Back left is the famous pumpkin sauce, w/ and w/out harissa

Street scene near the sandwich shop

Like I promised my readers- a fricassee sandwhich

My mother who was visiting was not at all impressed at Eli’s little establishment, right at the entrance to the parking lot with all the dust and commotion but that didn’t seem to deter anybody. The place was packed. I took several pictures of the showcase with the reluctant permission of the owner and when I needed to take the critical picture the Tunisian sandwich masterpiece I ate it (sorry, but I was starving).  On my second visit, Eli was especially congenial, proud of being included in a newspaper article about successful small businesses which was published that day.

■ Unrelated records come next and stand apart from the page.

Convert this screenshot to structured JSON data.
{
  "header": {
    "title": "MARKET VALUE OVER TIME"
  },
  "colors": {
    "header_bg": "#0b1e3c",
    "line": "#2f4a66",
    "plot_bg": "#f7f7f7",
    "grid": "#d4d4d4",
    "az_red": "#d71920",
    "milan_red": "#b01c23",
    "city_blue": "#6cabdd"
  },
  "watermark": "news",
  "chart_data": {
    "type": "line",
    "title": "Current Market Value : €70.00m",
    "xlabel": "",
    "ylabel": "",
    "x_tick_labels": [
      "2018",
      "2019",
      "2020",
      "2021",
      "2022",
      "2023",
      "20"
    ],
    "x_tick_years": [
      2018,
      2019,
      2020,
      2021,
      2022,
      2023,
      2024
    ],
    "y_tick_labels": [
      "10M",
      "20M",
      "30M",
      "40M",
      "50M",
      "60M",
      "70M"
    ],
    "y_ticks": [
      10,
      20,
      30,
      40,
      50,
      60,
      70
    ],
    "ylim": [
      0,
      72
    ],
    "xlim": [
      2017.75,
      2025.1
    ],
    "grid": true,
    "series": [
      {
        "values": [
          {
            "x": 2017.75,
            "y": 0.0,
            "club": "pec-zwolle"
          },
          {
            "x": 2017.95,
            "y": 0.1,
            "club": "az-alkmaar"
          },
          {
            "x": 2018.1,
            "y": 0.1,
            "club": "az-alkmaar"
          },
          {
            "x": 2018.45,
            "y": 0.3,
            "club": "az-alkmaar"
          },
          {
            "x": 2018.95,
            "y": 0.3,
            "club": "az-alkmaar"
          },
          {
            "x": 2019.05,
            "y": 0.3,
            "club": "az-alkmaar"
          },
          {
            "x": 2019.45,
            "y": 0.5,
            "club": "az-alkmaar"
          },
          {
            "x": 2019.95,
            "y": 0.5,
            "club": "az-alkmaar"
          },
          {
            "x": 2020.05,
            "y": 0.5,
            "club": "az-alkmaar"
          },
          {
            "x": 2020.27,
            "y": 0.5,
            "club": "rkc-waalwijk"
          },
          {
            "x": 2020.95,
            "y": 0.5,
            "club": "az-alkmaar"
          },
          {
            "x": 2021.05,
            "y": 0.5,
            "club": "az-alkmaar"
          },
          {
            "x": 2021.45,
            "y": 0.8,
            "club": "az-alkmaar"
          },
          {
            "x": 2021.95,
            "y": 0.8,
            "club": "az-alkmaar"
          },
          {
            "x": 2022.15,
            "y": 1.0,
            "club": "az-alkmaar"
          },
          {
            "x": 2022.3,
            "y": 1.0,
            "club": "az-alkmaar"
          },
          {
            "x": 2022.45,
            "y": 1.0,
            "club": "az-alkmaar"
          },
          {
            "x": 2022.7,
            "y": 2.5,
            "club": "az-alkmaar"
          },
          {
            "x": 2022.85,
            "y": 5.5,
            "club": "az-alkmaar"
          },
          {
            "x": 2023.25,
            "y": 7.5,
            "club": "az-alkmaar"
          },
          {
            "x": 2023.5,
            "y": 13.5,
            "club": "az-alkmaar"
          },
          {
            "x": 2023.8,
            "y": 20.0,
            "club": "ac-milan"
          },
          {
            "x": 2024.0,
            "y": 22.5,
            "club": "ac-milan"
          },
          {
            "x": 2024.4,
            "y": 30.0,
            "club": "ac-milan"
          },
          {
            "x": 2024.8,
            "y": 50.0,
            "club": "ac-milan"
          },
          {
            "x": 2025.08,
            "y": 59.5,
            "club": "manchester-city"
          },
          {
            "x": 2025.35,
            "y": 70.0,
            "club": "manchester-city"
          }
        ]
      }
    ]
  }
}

Eli with his tunisian sandwhich, on my second visit

It contained preserved lemon sauce, pumpkin sauce, harissa, olives, tuna, hardboiled egg, capers and fresh finely chopped vegetable salad. It was a complete delicious mess to eat, with juices dripping down my hands and all over the waxed paper it was served in. I promise my dear readers that I will go back to take a picture of it and then I will check out the competition. It just so happens that the owner married a Mexican so I wouldn’t be surprised if salsa verde is yet another topping offered in the future.

Eli's Sandwich Shop with all the Fixings

When we got back Evelyne invited my Mom to see how she makes the fried buns called fricassee. I was baking lahmajoon at the time so sent my 10 year old son, Alon to photograph her making them.


The French as well as Italians left their mark on Tunisian soil. The name fricassee comes from the French meaning fried and separated. This is an adaptation of the French baguette style bread but here the dough is first fried than separated and filled with the essence of Tunisia. In Italy Fricassee is a type of cut up stewed chicken. According to Chef Farid Zadi,  the street vendors improvised by frying the dough instead of baking it because they lacked ovens or didn’t  have access to the popular baguettes.

Pumpkin sauce

500 grams pumpkin

4 cloves garlic

¼ teaspoon cayenne pepper

¼ teaspoon sweet paprika

¼ cup vegetable oil, such as canola

1 teaspoon ground caraway seeds

Juice of one lemon


The Fricassee buns

4 cups flour

2 teaspoons yeast

2 tablespoons oil

1 teaspoon salt

1 egg (optional)

1 1/4 cup water

Filling, approximately

2-3 boiled potatoes, cubed

4 boiled eggs, sliced

3-4 pickled cucumbers, sliced lengthwise

100 grams olives, pitted and sliced

100 grams, fresh or canned tuna

10 pickled lemons, quartered


Pumpkin sauce

Roasted pepper salad

Pumpkin sauce

Cook the pumpkin and garlic in a little water until soft. Mash together with the remainder of the ingredients.

Fricassee buns

In a mixer, combine flour, oil, salt and egg if using. Add the yeast and while the machine is running slowly pour in the water, about 1 cup (if not using egg about 1 1/4 cups water). It might not be necessary to use all the water. Knead the dough in the mixer for about 10 minutes, or until the dough does not break when stretched between two fingers. Cover and let rise in a warm place. After the dough has doubled its size, knead and form 20 balls. Shape the balls into elongated buns and leave them to rise for about 30 minutes or until they double in size.

In a deep pan heat the oil and fry the buns. The oil should come half way up the buns. When the buns are cool enough to handle, slice them and fill them with a bit of everything. They can be eaten hot or cold.